One Monday evening, you hand Susan four pound notes.
‘What’s that?’ she asks.
‘I’ve decided I should pay you rent,’ you reply, perhaps a little stiffly. ‘That’s about what others pay.’
She throws the notes back at you. They don’t hit your face, as they might do in a film. They just lie on the floor between you. Awkward silences follow, and you sleep on your sofa bed that night. You feel guilty about not having introduced the subject of rent with more subtlety; it was like when you gave her that parsnip. The four green pound notes lie on the floor all night. The next morning you pick them up and put them back in your wallet. The subject is never mentioned again.
As a result of Martha’s visit, two things happened. The attic rooms were let out to lodgers, and Susan went back to the Village for the first time since we ran away together. She said it would be necessary and practical to return from time to time. Half the house belonged to her, and she could hardly rely on Macleod to pay the bills or remember to get the boiler serviced. (I didn’t see why not, but still.) Mrs Dyer would continue to serve and thieve on a daily basis, and would alert Susan to anything that needed her attention. She promised that she would only go back when Macleod wasn’t there. Grudgingly, I agreed.

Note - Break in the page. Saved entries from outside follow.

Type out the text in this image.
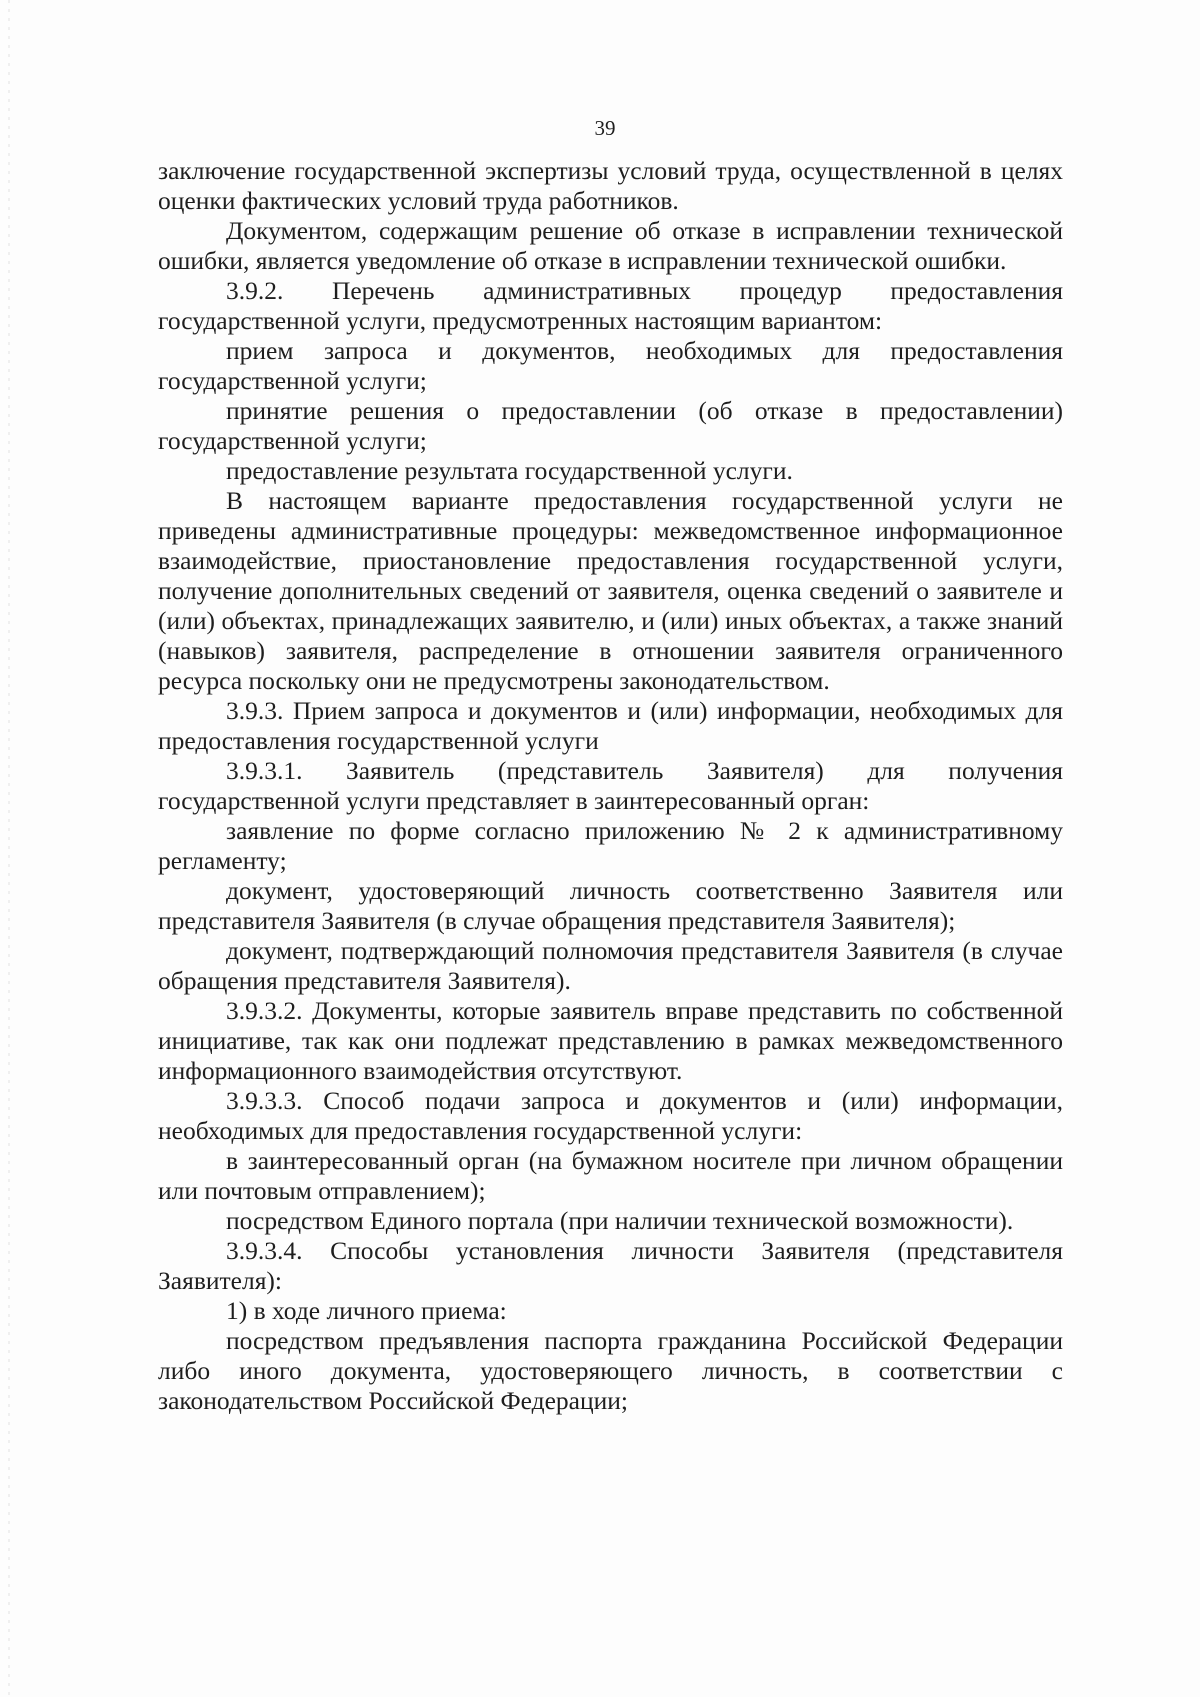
39

заключение государственной экспертизы условий труда, осуществленной в целях оценки фактических условий труда работников.

Документом, содержащим решение об отказе в исправлении технической ошибки, является уведомление об отказе в исправлении технической ошибки.

3.9.2. Перечень административных процедур предоставления государственной услуги, предусмотренных настоящим вариантом:

прием запроса и документов, необходимых для предоставления государственной услуги;

принятие решения о предоставлении (об отказе в предоставлении) государственной услуги;

предоставление результата государственной услуги.

В настоящем варианте предоставления государственной услуги не приведены административные процедуры: межведомственное информационное взаимодействие, приостановление предоставления государственной услуги, получение дополнительных сведений от заявителя, оценка сведений о заявителе и (или) объектах, принадлежащих заявителю, и (или) иных объектах, а также знаний (навыков) заявителя, распределение в отношении заявителя ограниченного ресурса поскольку они не предусмотрены законодательством.

3.9.3. Прием запроса и документов и (или) информации, необходимых для предоставления государственной услуги

3.9.3.1. Заявитель (представитель Заявителя) для получения государственной услуги представляет в заинтересованный орган:

заявление по форме согласно приложению № 2 к административному регламенту;

документ, удостоверяющий личность соответственно Заявителя или представителя Заявителя (в случае обращения представителя Заявителя);

документ, подтверждающий полномочия представителя Заявителя (в случае обращения представителя Заявителя).

3.9.3.2. Документы, которые заявитель вправе представить по собственной инициативе, так как они подлежат представлению в рамках межведомственного информационного взаимодействия отсутствуют.

3.9.3.3. Способ подачи запроса и документов и (или) информации, необходимых для предоставления государственной услуги:

в заинтересованный орган (на бумажном носителе при личном обращении или почтовым отправлением);

посредством Единого портала (при наличии технической возможности).

3.9.3.4. Способы установления личности Заявителя (представителя Заявителя):

1) в ходе личного приема:

посредством предъявления паспорта гражданина Российской Федерации либо иного документа, удостоверяющего личность, в соответствии с законодательством Российской Федерации;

I said a bit ago that ‘This is how I would remember it all if I could. But I can’t.’ There’s some stuff I left out, stuff I can’t put off any longer. Where to start? In the ‘book room’, as they called it, downstairs at the Macleods’. It was late, and I was unwilling to go home. Susan might already have been in bed; I don’t remember. Nor do I remember what book I was reading. Something I’d picked off the shelves at random, no doubt. I was still trying to get my head round the Macleod collection. There were leather-bound sets of the classics, old enough to have been handed down through maybe two generations; art monographs, poetry, a lot of history, some biography, novels, thrillers. I came from the sort of household where books, as if to confirm that they should be respected, were put in order: by subject, author, even size. Here, there was a different system – or rather, as far as I could see, no system at all. Herodotus was next to The Bab Ballads , a three-volume history of the Crusades next to Jane Austen, T.E. Lawrence sandwiched between Hemingway and a Charles Atlas manual of bodybuilding. Was it all an elaborate joke? Mere bohemian muddle? Or a way of saying: we control the books, they don’t control us.